I actually know exactly why and if you have like twelve more hours I could tell you the whole sad fucking story that led me up to this very moment while I STILL stuff my face in a futile attempt to feel better, still chasing the high that I felt when I was 5 hiding in my closet eating a can of cake frosting...still trying to fill the this hole to no avail, none whatsoever. After a few years I figured out that figuring out why was just as empty as the food itself, which is just as empty as the lack of something inside me.
Oh don't get me wrong, there is the momentary glee as the chocolate hits my tongue and the temporary thrill of a Quarter Pounder with cheese, super sized fries with two apple pies (and, of course,  a diet coke ‘cause I don't want to drink all that sugar!? fucking insane person), but the thrill gets shorter and shorter and harder to find. Which makes me have to eat more and more to try to find something to fill me up. The more food I consume, the more I am consumed by food. Nothing is ever enough or hits the spot. It is endless and pointless and utterly devastating--to me, to my son, my husband, and my world around me. This is where I learned I am powerless and when I dive down the rabbit hole, my life becomes completely unmanageable...they call this hitting bottom:
I do not give two shits about anything except getting the food at this point.
I do not care if my family eats a single meal, or what they eat, or if they ever eat or what they do or ever do.
The dishes pile up.  The house is filthy.
I stop showering, brushing my teeth and changing my clothes for days at a time.
I sleep as much as possible.
I blow off everything and anything I possibly can just short of running my business into the ground (although I did actually do that once too.).

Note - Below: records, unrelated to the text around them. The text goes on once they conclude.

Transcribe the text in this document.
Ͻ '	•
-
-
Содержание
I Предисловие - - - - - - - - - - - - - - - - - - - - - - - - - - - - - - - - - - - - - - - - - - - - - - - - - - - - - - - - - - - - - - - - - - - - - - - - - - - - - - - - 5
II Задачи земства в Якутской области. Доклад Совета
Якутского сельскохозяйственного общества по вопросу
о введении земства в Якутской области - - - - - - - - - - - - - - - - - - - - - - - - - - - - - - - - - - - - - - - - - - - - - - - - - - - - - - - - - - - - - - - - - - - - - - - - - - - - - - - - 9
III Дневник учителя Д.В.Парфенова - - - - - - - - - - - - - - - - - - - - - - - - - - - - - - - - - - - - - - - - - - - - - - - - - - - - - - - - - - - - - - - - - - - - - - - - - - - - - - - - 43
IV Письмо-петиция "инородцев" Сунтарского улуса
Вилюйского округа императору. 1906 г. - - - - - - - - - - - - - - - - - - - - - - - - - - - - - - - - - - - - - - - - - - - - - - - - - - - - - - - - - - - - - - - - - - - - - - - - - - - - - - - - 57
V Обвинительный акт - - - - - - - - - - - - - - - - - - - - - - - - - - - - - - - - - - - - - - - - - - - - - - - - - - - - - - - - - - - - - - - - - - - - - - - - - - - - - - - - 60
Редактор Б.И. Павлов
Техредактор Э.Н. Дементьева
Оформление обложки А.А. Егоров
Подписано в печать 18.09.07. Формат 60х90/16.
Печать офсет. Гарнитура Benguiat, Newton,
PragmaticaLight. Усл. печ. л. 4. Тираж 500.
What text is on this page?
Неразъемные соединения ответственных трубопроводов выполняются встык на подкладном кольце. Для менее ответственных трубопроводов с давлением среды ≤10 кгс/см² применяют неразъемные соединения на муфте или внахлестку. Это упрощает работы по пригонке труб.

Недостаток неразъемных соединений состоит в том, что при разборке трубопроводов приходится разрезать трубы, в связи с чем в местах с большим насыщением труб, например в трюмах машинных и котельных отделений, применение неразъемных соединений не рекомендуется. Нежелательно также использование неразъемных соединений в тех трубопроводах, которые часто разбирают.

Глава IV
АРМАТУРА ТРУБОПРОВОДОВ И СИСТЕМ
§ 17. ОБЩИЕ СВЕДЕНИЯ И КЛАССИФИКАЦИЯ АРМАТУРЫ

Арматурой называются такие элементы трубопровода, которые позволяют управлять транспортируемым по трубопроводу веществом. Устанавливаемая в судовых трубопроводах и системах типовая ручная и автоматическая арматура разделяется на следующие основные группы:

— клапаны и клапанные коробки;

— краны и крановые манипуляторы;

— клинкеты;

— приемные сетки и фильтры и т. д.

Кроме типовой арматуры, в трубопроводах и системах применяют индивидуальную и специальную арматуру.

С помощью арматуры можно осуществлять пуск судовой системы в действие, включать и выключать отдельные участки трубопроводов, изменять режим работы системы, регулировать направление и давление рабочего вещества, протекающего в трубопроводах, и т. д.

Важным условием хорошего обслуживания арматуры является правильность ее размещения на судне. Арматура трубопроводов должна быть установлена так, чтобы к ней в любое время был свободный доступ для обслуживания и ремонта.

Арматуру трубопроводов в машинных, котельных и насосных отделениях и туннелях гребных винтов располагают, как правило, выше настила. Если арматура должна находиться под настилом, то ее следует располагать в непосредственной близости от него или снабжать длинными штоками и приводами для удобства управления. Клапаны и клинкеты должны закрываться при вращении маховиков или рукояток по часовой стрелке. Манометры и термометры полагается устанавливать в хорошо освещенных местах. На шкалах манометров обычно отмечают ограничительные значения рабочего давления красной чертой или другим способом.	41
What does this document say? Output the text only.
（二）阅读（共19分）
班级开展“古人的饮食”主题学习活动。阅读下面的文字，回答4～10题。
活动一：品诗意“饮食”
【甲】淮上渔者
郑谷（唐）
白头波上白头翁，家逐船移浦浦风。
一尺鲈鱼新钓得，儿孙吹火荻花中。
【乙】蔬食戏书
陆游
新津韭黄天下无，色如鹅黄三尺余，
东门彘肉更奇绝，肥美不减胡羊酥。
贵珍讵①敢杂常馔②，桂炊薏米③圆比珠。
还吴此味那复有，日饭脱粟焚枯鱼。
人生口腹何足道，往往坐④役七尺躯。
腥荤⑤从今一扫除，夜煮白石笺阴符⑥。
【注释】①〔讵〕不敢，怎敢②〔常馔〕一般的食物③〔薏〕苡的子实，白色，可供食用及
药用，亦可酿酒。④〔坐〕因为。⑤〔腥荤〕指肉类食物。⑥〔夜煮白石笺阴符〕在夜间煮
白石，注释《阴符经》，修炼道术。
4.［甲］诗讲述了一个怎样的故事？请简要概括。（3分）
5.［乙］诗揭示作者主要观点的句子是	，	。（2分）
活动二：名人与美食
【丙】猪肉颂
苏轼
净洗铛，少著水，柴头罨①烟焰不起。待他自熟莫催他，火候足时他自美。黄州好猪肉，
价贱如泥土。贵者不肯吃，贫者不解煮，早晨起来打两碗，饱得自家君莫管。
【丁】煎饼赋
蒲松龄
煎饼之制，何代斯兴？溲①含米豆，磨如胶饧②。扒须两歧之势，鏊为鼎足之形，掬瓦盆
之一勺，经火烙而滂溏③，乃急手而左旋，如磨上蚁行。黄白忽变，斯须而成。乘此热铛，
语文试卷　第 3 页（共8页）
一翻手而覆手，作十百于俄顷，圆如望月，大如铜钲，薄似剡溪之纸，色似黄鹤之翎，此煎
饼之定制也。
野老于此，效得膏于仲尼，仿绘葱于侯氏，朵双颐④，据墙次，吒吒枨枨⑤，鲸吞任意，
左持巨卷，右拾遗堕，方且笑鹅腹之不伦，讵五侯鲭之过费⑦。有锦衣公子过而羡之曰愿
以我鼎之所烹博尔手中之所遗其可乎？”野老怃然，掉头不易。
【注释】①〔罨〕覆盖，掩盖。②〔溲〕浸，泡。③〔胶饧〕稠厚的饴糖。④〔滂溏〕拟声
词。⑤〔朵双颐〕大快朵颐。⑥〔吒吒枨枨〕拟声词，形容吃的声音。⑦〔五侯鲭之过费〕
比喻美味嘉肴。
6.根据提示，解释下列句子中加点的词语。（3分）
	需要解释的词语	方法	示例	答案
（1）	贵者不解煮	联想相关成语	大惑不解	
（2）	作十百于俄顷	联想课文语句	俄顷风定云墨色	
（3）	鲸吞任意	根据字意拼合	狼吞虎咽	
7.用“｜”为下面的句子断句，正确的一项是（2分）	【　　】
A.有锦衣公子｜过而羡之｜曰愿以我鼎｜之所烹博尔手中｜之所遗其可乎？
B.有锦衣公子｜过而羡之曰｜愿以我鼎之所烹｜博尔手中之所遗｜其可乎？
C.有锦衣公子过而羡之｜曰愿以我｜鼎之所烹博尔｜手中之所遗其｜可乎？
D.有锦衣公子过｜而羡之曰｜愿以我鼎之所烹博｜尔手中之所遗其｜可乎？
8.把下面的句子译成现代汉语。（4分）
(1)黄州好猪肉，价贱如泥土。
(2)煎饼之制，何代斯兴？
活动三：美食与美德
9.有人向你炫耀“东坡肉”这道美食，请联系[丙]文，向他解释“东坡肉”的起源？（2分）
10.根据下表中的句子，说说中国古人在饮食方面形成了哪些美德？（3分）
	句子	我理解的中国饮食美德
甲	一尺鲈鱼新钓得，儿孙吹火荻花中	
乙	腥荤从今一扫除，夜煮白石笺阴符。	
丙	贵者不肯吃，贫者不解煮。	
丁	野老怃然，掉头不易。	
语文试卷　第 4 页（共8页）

I blatantly hide from everyone, can't answer the phone, and can barely do anything.
I am irritable, angry and depressed.
I rage at anyone who gets in my way especially my husband. Oh and forget about sex, that's just not even an option or discussable.
Oh and then this is when my denial completely sets in.
I hate my self so much and get so sad, my body aches and I start to think I must have some kind of disease. I must have fibromyalgia, arthritis, lupus, cancer or clinical manic depression...I immediately go to every doctor who will listen. I have been tested for everything you can think of and I am perfectly healthy, not one thing wrong with me, I’m not even anemic. At which point the doctors offer me anti-depressants, which I happily take. I clearly am somewhat manic and the meds at least help me not go so low that I do something permanently stupid. However, no amount of drugs can ever fill this hole
...this is the slippery slope of denial and addiction.
...this is a bottom.
Maybe you have hit one once too?
So, once I hit bottom about, I don't know, 384+ times in my first 32 years of life, I started to think, maybe I need help, maybe there is something I don't see about all of this and got my ass to a meeting.
Day 1…again...wanna come for the ride?
I plan to kick this addiction’s ass...No Matter What.